Offenbach’s plot-pastiche gives the cast and orchestra, conducted by David Parry, opportunities to range over contrasting performance styles in quick succession with considerable panache. Acts 1 and 2 are remarkably inventive but set up a scenario that is hard to resolve; however, in this production the cast worked all the harder to ensure a series of set pieces of varying scale in the final act keep it moving to its predictable conclusion as dragoons are paired off with convent girls and four sets of lovers are reunited in the garden.
The ‘heroine’ Mimi (Fflur Wynn) was outstanding and there were some remarkable character performances, notably from Geoffrey Dolton, the school’s dancing master, who sustains an extended song-and-dance solo illustrating in his convent school class the history of dance from pavane to waltz. Quick changes of mood and step from soaring intense melodic line to brisk or delicate rhythmic pieces characterised the work as a whole. This performance was the UK premiere and it featured a new translation by David Parry which brought out Offenbach’s subtle or less-subtle puncturing of the conventions he is parading.
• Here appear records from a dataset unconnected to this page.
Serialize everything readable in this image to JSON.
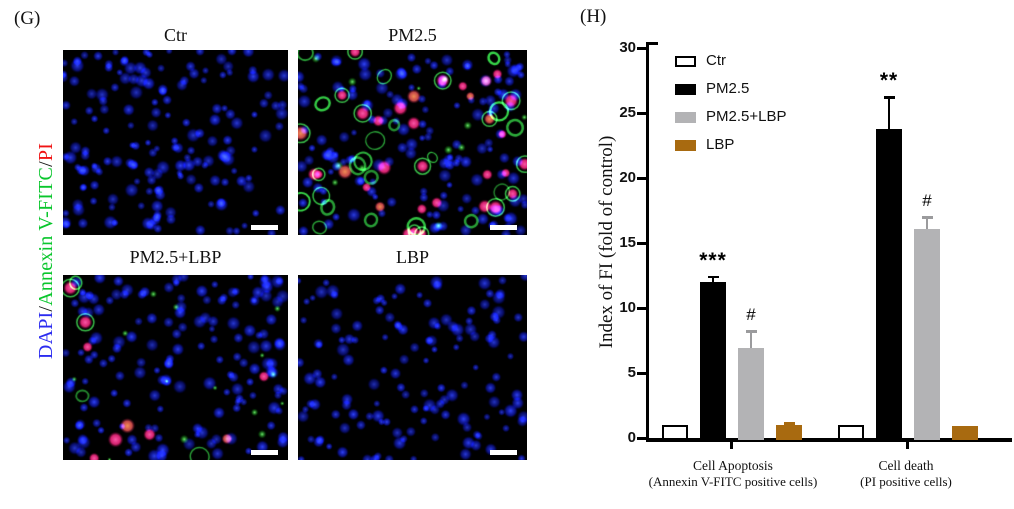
{
  "figure": {
    "panel_g": {
      "label": "(G)",
      "color_key": {
        "parts": [
          {
            "text": "DAPI",
            "color": "#2b2bf0"
          },
          {
            "text": "/",
            "color": "#141414"
          },
          {
            "text": "Annexin V-FITC",
            "color": "#09c62c"
          },
          {
            "text": "/",
            "color": "#141414"
          },
          {
            "text": "PI",
            "color": "#f01414"
          }
        ]
      },
      "images": [
        {
          "title": "Ctr",
          "composition": {
            "blue_nuclei": 170,
            "green_rings": 0,
            "green_dots": 0,
            "pink_cells": 0
          },
          "scale_bar": true
        },
        {
          "title": "PM2.5",
          "composition": {
            "blue_nuclei": 150,
            "green_rings": 20,
            "green_dots": 12,
            "pink_cells": 34
          },
          "scale_bar": true
        },
        {
          "title": "PM2.5+LBP",
          "composition": {
            "blue_nuclei": 155,
            "green_rings": 3,
            "green_dots": 14,
            "pink_cells": 9
          },
          "scale_bar": true
        },
        {
          "title": "LBP",
          "composition": {
            "blue_nuclei": 140,
            "green_rings": 0,
            "green_dots": 0,
            "pink_cells": 0
          },
          "scale_bar": true
        }
      ]
    },
    "panel_h": {
      "label": "(H)",
      "chart_data": {
        "type": "bar",
        "title": "",
        "xlabel": "",
        "ylabel": "Index of FI (fold of control)",
        "ylim": [
          0,
          30
        ],
        "yticks": [
          0,
          5,
          10,
          15,
          20,
          25,
          30
        ],
        "grid": false,
        "legend_position": "top-left-inside",
        "categories": [
          {
            "line1": "Cell Apoptosis",
            "line2": "(Annexin V-FITC positive cells)"
          },
          {
            "line1": "Cell death",
            "line2": "(PI positive cells)"
          }
        ],
        "series": [
          {
            "name": "Ctr",
            "fill": "#ffffff",
            "border": "#000000",
            "values": [
              1.0,
              1.0
            ],
            "errors": [
              0,
              0
            ],
            "significance": [
              "",
              ""
            ]
          },
          {
            "name": "PM2.5",
            "fill": "#000000",
            "border": "#000000",
            "values": [
              12.0,
              23.8
            ],
            "errors": [
              0.4,
              2.4
            ],
            "significance": [
              "***",
              "**"
            ]
          },
          {
            "name": "PM2.5+LBP",
            "fill": "#b3b3b5",
            "border": "#a6a6a8",
            "values": [
              6.9,
              16.1
            ],
            "errors": [
              1.3,
              0.9
            ],
            "significance": [
              "#",
              "#"
            ]
          },
          {
            "name": "LBP",
            "fill": "#a86a10",
            "border": "#a86a10",
            "values": [
              1.0,
              0.9
            ],
            "errors": [
              0.15,
              0
            ],
            "significance": [
              "",
              ""
            ]
          }
        ]
      }
    }
  }
}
The set featured a diminutive chateau-style building and garden which transformed readily to an inn and the convent interior. A new feature of Garsington Opera this year is the way in which the back wall of the stage opens to reveal the real woodland landscape behind, integrating it into the stage set and put to good use this year with the barge which emerges from the woodland and circles the stage - echoes of Wagner’s Swan Knight but here taking Vert Vert on his heroic adventures down the canal to visit his aunt.
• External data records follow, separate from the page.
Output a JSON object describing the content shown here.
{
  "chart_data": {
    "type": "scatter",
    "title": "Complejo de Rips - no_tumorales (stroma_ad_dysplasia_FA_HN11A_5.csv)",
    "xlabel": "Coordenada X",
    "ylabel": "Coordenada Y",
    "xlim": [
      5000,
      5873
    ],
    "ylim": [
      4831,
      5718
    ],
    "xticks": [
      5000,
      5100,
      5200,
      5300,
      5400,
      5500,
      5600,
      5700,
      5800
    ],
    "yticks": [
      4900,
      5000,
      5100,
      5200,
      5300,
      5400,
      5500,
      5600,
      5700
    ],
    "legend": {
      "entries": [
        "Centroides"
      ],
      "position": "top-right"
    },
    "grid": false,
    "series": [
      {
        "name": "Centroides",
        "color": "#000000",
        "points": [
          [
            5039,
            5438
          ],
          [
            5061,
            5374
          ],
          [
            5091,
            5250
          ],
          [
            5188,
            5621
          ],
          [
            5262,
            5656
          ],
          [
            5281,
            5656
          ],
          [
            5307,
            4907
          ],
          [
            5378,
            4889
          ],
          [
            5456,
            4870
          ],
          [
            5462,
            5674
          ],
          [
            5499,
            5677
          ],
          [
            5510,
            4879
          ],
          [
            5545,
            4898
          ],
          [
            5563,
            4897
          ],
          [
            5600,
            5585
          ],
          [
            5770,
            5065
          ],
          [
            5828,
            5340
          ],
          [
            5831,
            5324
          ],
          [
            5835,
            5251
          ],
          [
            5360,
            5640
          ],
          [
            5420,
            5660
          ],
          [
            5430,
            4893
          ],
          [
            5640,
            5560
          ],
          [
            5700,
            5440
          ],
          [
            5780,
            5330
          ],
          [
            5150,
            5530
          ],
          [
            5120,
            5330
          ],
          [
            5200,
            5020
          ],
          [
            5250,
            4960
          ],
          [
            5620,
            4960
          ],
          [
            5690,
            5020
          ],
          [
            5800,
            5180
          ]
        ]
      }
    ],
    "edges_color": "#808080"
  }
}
Garsington Opera’s setting is idyllic, in a quintessentially English wooded landscape next to the Getty country house on the Wormsley Estate south of Oxford. The long interval gives ample opportunity to enjoy the surroundings, and dine or picnic in style by the lake or in a series of mini-pavilions. This is an ideal antidote to urban opera house performances. Next year Garsington promise a joint venture with the RSC in A Midsummer Night’s Dream; this development is one to watch and should enable a wider range of people to access their remarkable performances.